Conseguir perder peso de la cara puede ser complicado, pero se puede conseguir. Tanto si se trata de una inflamación como si simplemente tienes demasiada grasa alrededor del cuello y las mejillas, es posible sacar lo mejor de tu situación y revelar parte de tu estructura ósea.

Todos hemos tenido ese momento en el que nos miramos al espejo y no reconocemos a la persona de mejillas hinchadas que nos mira. Con la edad, todos somos inevitablemente víctimas del insidioso aumento de peso, y el rostro definitivamente puede soportar la peor parte de los efectos del Padre Tiempo.

Pero, ¿hay alguna manera de conseguir un rostro más delgado, o simplemente nos quedamos con lo que tenemos? La respuesta es un poco de ambas cosas.

Si buscas cómo adelgazar la cara, tienes que darte cuenta de que algunos factores están fuera de tu control. Hasta cierto punto, los genes determinan la forma de nuestro rostro: si tendremos papada, mejillas regordetas, mandíbula flácida o papada.
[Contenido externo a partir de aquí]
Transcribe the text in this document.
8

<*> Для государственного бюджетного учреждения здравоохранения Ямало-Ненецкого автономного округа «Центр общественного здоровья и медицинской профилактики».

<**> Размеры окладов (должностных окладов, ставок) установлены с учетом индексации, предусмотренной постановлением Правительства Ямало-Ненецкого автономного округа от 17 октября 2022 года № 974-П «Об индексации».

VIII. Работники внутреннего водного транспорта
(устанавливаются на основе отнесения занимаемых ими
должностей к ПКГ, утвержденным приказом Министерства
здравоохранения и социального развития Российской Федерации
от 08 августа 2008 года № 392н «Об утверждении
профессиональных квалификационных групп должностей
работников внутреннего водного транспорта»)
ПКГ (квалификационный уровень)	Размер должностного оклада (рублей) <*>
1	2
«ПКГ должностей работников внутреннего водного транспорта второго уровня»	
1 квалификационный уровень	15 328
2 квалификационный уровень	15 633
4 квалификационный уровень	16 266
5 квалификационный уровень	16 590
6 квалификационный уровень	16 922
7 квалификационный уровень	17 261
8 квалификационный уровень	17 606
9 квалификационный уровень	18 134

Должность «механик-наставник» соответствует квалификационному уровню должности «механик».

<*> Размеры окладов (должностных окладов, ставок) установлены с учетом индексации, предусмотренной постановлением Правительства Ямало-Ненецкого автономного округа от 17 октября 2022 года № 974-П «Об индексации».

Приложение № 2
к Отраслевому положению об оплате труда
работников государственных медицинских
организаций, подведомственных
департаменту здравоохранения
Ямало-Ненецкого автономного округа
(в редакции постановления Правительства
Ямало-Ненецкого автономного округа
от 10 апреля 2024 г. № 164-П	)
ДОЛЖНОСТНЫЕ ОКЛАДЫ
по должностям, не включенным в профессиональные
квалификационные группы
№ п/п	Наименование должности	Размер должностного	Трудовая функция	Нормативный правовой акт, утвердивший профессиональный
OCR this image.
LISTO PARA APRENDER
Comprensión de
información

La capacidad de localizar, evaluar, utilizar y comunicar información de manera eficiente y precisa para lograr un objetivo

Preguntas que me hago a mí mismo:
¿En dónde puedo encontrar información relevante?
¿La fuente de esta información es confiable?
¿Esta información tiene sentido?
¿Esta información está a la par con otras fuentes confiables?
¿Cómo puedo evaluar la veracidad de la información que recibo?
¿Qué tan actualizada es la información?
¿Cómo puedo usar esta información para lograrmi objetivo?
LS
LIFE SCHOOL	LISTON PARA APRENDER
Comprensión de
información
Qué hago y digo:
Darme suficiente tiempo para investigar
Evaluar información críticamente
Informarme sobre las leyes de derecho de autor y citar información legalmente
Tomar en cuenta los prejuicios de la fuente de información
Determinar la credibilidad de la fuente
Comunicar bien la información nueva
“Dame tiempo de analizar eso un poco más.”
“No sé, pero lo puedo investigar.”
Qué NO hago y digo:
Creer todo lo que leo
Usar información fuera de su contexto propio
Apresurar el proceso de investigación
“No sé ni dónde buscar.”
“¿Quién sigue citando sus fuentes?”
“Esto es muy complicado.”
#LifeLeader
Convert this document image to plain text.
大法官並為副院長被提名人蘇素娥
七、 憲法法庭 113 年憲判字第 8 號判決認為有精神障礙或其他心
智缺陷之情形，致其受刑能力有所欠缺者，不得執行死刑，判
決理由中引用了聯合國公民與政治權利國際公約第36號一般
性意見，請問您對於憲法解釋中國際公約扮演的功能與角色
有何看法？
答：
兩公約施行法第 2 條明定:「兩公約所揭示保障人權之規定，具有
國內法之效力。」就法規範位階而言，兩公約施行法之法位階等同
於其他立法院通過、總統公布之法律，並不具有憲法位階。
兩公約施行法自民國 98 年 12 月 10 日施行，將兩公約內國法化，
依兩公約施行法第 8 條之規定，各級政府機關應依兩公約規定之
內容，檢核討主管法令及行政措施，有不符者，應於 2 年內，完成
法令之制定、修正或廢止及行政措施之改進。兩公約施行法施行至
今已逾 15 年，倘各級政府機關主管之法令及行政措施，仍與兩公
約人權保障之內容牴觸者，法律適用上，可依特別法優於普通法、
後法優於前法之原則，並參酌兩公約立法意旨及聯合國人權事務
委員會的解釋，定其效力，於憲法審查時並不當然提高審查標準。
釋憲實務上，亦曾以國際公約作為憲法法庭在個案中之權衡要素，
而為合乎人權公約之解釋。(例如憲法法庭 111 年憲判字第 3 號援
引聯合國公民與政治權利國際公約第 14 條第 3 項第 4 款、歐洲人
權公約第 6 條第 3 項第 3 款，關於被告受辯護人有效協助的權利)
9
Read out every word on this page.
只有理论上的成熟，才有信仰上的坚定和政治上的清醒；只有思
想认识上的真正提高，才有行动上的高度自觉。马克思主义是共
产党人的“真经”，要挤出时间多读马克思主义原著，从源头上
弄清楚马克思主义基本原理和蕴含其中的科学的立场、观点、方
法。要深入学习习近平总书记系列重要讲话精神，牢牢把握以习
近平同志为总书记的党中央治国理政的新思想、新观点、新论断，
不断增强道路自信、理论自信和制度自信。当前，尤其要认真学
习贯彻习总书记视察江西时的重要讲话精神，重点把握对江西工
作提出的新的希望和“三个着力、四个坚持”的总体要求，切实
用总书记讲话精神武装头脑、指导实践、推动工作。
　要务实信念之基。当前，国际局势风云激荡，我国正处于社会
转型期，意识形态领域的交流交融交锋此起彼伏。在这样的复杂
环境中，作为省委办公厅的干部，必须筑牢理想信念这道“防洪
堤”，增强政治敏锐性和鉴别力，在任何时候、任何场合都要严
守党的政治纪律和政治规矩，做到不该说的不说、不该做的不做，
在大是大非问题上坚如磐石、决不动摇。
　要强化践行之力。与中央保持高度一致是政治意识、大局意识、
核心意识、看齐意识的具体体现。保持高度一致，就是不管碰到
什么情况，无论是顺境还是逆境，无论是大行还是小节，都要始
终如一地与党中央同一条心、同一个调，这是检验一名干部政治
También influyen en si almacenamos o no inflamación en la cara o en otras partes del cuerpo. Sin embargo, hay formas de mitigar esos escenarios y otros factores potenciales que podrían estar causando tu «cara de luna». La exposición al sol, las alergias alimentarias, la retención de líquidos y los problemas de tiroides pueden provocar hinchazón facial, o puede ser tan simple como comer el tipo de comida equivocado a altas horas de la noche. La grasa facial es muy difícil de eliminar una vez que se tiene, así que la prevención es definitivamente el camino a seguir.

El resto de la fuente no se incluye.